China moves rocket into place for its 1st Mars mission

AP

World, South Asia

The mission is one of the most ambitious yet for China’s space program, which advanced rapidly since its first crewed mission launch in 2003

The Mars lander's hovering, obstacle avoidance and deceleration capabilities are tested at a facility at Huailai in China's Hebei province. China will launch their Mars rover and an orbiter sometime around July 23, 2020, in a mission named Tianwen, or Questions for Heaven. (AP)

Beijing: China has moved a rocket into position to launch a rover to Mars in one of three upcoming missions to the red planet, one from the U.S. and another by the United Arab Emirates.

The Long March-5 carrier rocket is China’s heaviest-lift launch vehicle and has been used experimentally three times, but never with a payload. Dubbed Tianwen-1, China’s first mission to Mars aims to land a rover to gather scientific data.

The rocket is due to blast off from the Wenchang Space Launch Center in the southern island province of Hainan in late July or early August, according to state media reports Friday that quoted the China National Space Administration.

The mission is one of the most ambitious yet for China’s space program, which has advanced rapidly since launching its first crewed mission in 2003. Since then, it has sent astronauts to an experimental space station, begun work on a larger, more permanent facility and landed a probe on the less-explored far side of the moon.

This summer’s trio of missions in the most sweeping effort yet to seek signs of ancient microscopic life while scouting out Mars for future astronauts.

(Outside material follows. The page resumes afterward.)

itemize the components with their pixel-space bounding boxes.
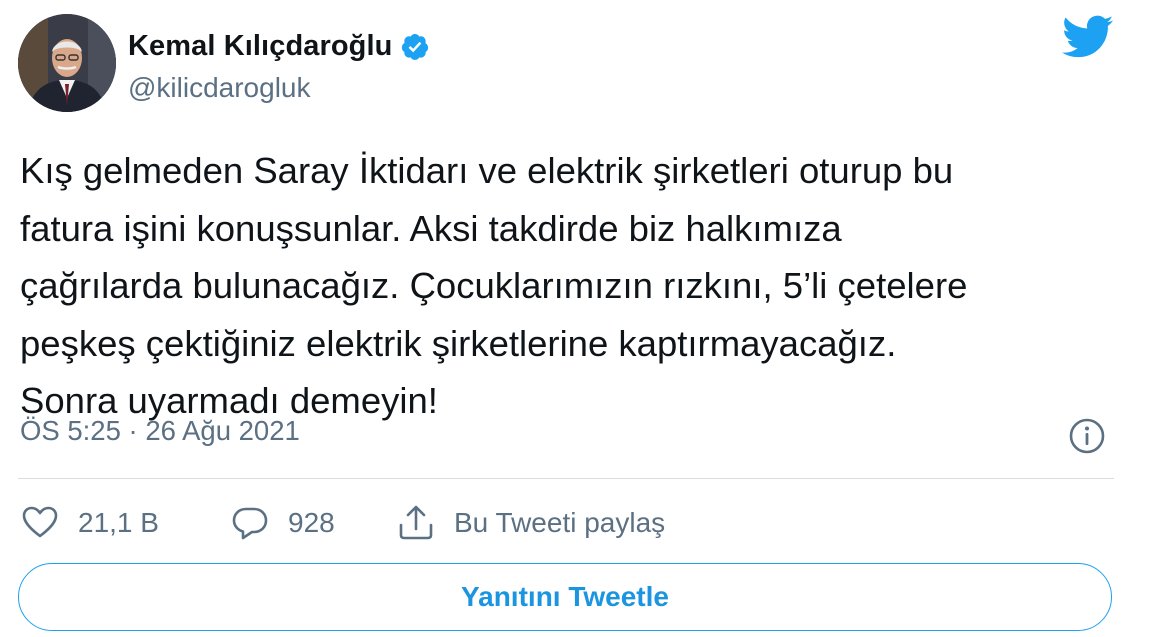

The timelines for such missions are daunting and the countries involved are striving to take best advantage of a one-month window in which Mars and Earth are in ideal alignment on the same side of the sun, minimizing travel time and fuel use. Such a window opens only once every 26 months.

Preparations have continued amid the coronavirus outbreak, which in part prompted Europe and Russia to drop their plans to send a life-seeking rover to Mars this summer.

Each spacecraft will travel more than 480 million kilometers (300 million miles) before reaching Mars next February. In the process, they will loop out beyond Earth’s orbit and sync up with Mars’ more distant orbit around the sun.

The U.S. is sending over a car-sized six-wheeled rover named Perseverance to collect rock samples to be returned to Earth for analysis in about a decade. It’s launch date has been set for between July 30 and Aug. 15.